SOX9 directly activates PROM1 via a Wnt-responsive intronic enhancer. (A) Volcano plot displaying log2 fold change of differentially expressed genes (SOX/GFP) along x-axis (FDR <0.05). Blue points mark genes significantly associated with SOX9-binding or differential H3K27ac. (B) Prom1 mRNA expression in indicated Apc^KO Kras^G12D colon organoids according to qRT-PCR; mean ± SD; Student’s t test: ****P < 0.001. (C) PROM1 mRNA expression in human CRC with WT, Het, or homozygous (Homo) SOX9 mutations.
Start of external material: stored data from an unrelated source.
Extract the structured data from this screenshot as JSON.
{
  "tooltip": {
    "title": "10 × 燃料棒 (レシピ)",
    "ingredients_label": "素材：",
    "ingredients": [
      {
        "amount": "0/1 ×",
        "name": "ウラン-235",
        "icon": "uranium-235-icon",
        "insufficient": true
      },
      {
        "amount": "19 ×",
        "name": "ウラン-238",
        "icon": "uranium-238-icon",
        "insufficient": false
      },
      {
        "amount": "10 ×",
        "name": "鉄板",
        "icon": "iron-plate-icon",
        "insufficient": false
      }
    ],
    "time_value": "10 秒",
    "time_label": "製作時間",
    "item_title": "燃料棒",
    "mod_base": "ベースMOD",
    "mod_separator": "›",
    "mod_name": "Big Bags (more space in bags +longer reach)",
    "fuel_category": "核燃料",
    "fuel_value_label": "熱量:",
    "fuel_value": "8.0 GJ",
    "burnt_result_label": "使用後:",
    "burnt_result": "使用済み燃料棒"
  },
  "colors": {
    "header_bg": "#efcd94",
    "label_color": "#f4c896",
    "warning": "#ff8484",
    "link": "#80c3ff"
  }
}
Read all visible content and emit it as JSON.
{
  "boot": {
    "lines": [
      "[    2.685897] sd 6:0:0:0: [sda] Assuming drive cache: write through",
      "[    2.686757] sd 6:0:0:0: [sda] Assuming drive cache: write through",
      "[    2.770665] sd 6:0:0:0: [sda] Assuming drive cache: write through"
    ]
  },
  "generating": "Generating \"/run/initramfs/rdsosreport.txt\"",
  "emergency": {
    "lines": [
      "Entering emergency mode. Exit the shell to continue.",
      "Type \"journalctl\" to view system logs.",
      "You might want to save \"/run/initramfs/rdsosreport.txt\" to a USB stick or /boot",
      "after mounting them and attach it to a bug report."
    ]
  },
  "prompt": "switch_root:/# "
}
TCGA, The Cancer Genome Atlas. (D) mRNA and protein expression of PROM1 in indicated cell lines ± 0.5 μg/mL Dox. (E) IGV gene track of PROM1 intron1; signal tracks of H3K27ac (red) and V5-ChIP (blue) in indicated conditions; peak scale displayed in top right. (F) PROM1 enhancer reporter assay: phase-contrast and fluorescence images and quantification of HEK293T transiently transfected with indicated plasmids and/or treated with WNT3A. Abbreviations as in Figures 1, 2, and 5.

Figure 7.

PROM1 blocks intestinal differentiation via its first intracellular domain. (A, B) Proliferation and colony formation of indicated control and PROM1 shRNA HT-115 and LS180 ± 0.25 μg/mL Dox; mean ± SD; Student’s t test: ***P < 0.005. (C) Primary tumor xenograft growth curve and weight of NTC or indicated PROM1-knockdown HT-29 cell line; Student’s t test P values. (D) Immunoblot (PROM1, KRT20, and GAPDH) in indicated HT115 cell lines ± 0.5 μg/mL Dox. (E) Immunoblot (KRT20 and vinculin) in indicated LS180 cell lines ± 0.5 μg/mL Dox. (F) Immunoblot (KRT20, PROM1, SOX9, and vinculin) in indicated control or LS180 overexpression cells. (G) Immunoblot (KRT20, PROM1, SOX9, GAPDH, and vinculin) in indicated HT-115 and LS180 cells. (H) Immunoblot (KRT20, PROM1, SOX9, AXIN2, GAPDH, and vinculin) in inducible PROM1 shRNA HT-115 and LS180 cells with indicated Dox treatment. (I) KRT20 mRNA and KRT20, SOX9, vinculin protein expression in NTC or PROM1 shRNA LS180 cells expressing GFP or WT-SOX9 ± 0.5 μg/μL Dox; mean ± SD; Student’s t test: ****P < 0.001. (J) KRT20 mRNA and protein expression in indicated LS180 overexpression. (K) Schematic summarizing the SOX9-PROM1 reinforcing feedback loop. Abbreviations as in Figures 1, 2, and 5.